Une théorie économique d'Adam Smith (1776), chez l'Homme, s'appuyant sur le postulat de l'amélioration de la rentabilité de la production par la répartition des tâches manutentionnaires, fut extrapolée aux colonies d'insectes eusociaux. Chez ces derniers, la distribution du travail se réalise uniquement entre les ouvrières stériles (Oster et Wilson, 1978). Le succès d'une colonie est déterminé par la capacité de ses ouvrières, en tant que groupe, à se répartir efficacement entre les différentes tâches, et de manière adaptée aux conditions environnementales particulières (Gordon, 1996 ; Oster et Wilson, 1978).

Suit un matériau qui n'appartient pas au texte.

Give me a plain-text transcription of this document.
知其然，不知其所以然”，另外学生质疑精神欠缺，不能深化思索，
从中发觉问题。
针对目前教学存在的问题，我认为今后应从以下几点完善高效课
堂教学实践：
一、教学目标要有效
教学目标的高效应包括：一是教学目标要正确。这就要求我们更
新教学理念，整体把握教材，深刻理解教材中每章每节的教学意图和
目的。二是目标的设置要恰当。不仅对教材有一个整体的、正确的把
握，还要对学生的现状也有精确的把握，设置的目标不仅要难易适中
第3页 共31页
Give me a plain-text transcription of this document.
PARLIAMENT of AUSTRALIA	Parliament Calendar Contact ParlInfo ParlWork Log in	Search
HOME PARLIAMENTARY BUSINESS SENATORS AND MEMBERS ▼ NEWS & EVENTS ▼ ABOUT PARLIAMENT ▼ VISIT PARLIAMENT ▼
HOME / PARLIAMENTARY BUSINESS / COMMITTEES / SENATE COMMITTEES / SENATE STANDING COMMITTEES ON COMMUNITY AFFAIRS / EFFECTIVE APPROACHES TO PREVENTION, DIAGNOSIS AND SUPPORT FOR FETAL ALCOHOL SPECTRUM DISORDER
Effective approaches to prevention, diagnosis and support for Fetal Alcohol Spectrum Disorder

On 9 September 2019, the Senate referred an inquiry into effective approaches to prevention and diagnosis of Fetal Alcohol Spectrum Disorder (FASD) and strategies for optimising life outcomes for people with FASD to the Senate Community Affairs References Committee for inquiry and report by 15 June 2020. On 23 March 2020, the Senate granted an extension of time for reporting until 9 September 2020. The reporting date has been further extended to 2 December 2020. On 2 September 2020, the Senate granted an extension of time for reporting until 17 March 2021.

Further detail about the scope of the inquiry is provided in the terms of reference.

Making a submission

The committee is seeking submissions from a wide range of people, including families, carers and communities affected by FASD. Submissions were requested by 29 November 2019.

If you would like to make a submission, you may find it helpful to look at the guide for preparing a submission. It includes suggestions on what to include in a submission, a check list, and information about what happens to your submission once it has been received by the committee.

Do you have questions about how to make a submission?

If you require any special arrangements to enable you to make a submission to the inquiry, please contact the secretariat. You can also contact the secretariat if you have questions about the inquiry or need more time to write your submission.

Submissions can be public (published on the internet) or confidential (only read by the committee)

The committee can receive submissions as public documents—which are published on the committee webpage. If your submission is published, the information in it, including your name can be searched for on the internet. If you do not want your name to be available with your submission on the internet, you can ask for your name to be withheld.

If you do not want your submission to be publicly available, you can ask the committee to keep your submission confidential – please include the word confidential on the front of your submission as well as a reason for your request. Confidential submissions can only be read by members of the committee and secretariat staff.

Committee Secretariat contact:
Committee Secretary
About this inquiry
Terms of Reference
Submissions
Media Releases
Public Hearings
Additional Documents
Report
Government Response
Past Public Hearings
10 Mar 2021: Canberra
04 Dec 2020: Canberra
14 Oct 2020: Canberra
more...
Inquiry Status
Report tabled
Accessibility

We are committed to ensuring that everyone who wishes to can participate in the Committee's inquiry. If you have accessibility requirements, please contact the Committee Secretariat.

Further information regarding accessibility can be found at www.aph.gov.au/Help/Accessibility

Comprendre les bases de la distribution des tâches au sein de groupes sociaux, et savoir si elles relèvent d'un avantage sélectif, sont des questionnements majeurs de la sociobiologie (Wilson, 1978 ; Gordon, 1996 ; Chittka et Muller, 2009 ; Duarte et al., 2011). Chez les insectes sociaux, la question a principalement été posée à deux niveaux. D'une part, l'étude des causes

proximales, correspondant à l'organisation propre de la distribution des tâches, par l'analyse des

différences phénotypiques observables entre les individus effectuant différentes tâches (comportement, expression des gènes, etc.) (Dolezal et Toth, 2014). D'autre part, l'étude des causes distales, correspondant aux voies évolutives et au maintien de cette organisation au cours des générations (Duarte et al., 2011). Le trade-off (système de compensation) hédonique comportemental et génotypique que nous avons observé dans la ruche d'abeille (Chapitre III), peut trouver une explication dans la répartition du travail, aussi bien au niveau proximal que distal.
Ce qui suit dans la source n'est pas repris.